The second growth lever was host economics. Turo gamified and optimized the host experience — response rate scores, superhost tiers, pricing tools, dynamic pricing suggestions.
They made it feel like running a real business, not just lending your car. That attracted entrepreneurial hosts who went from one car to five cars to full fleets, dramatically expanding supply without Turo spending a dollar.
The third move was international expansion, specifically Canada and the UK, which gave Turo a global story and differentiated it from domestic-only competitors. Canada alone added meaningful supply density in cities like Toronto and Vancouver where car ownership is high and parking costs make idle vehicles feel like dead money.
THE HARD PART
The insurance problem has haunted Turo since day one and never fully goes away. When a guest damages a car — or worse, totals it — who pays?
Turo has built elaborate protection plans, but hosts regularly complain that claims are slow, denied on technicalities, or paid out at below-market rates. One viral Reddit thread or Twitter rant from a host who lost a car and got stonewalled can undo months of brand building.
It is an operationally hard problem that Turo has to get right every single time, and they don't always.
Then there's the regulatory environment. Traditional car rental companies have lobbied hard in certain states and cities to restrict peer-to-peer car sharing.
In some markets, hosts have faced restrictions on commercial use of personal vehicles, insurance gray areas with their own auto policies, and local ordinances that make certain types of listings legally murky. Turo has had to fight these battles market by market, which is slow and expensive.
The IPO situation is its own chapter. Turo filed its S-1 in January 2022 — solid timing in theory, disastrous in practice because the public markets cratered for growth tech stocks almost immediately.
They confidentially refiled in late 2022, then again went quiet. As of 2024, Turo is still private, which means its early investors and employees are still waiting for liquidity after fifteen years.
That overhang creates internal pressure even if the business itself is growing.
MONEY TRAIL
Seed
2010 · Led by August Capital
$3M raised
Series A
2011 · Led by August Capital
$5M raised
Series B
2013 · Led by August Capital
$13M raised
Series C
2014 · Led by August Capital
$25M raised
Series D
2016 · Led by G Squared
$60M raised
Series E
2019 · Led by IAC
$250M raised
$1.2B valuation
Series F
2021 · Led by IAC
$120M raised
$1.4B valuation
WHO BACKED THEM
Turo's earliest institutional backing came from August Capital, which led an early round and gave the company the runway to survive the pivot from RelayRides to Turo. Getting through that rebrand and repositioning without running out of money required patient capital, and August provided it.

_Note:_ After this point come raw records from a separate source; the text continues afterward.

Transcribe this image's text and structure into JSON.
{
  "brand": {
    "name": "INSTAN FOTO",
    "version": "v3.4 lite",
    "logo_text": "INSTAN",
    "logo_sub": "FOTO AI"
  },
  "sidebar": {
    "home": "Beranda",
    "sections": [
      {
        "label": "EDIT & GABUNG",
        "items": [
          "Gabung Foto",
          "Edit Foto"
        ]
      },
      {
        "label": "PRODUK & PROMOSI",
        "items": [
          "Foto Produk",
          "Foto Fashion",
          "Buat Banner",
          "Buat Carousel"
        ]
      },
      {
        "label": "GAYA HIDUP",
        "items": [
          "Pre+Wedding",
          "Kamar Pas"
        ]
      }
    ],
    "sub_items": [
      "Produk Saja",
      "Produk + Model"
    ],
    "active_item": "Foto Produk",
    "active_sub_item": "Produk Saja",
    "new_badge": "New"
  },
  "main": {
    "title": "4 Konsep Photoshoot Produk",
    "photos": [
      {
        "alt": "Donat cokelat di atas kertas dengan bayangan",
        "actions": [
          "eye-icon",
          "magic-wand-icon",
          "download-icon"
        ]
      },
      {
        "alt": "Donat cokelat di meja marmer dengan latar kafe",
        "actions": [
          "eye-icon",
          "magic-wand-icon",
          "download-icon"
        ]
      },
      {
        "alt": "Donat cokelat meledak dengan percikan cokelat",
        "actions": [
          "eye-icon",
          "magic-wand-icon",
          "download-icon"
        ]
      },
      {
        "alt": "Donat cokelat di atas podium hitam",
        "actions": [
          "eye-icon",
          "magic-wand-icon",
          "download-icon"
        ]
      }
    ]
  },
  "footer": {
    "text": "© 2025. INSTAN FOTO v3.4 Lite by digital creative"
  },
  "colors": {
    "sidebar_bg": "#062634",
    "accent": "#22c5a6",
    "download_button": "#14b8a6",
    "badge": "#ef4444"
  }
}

The marquee moment was IAC's investment in 2019 — IAC, the internet conglomerate behind Match Group, Vimeo, and Dotdash, put in $250 million and became Turo's largest shareholder. That was a statement investment.
IAC doesn't do venture rounds for fun; they invest in businesses they think can become dominant category leaders. The $250 million round gave Turo a reported valuation of around $1.2 billion and officially made it a unicorn.
Other notable backers include Daimler AG (now Mercedes-Benz Group), which is fascinating — one of the world's largest automakers made a strategic investment in a platform that competes with car ownership. That says something about how seriously the automotive industry takes the peer-to-peer model.
G Squared and other growth equity firms have also participated in later rounds.
The total raise of approximately $500 million, spread across fifteen years, is actually relatively modest for a company of Turo's size and age. That's partly a function of the business being capital-light — you don't need to buy cars when your hosts buy them for you — and partly a reflection of Turo managing growth deliberately rather than blitzscaling at all costs.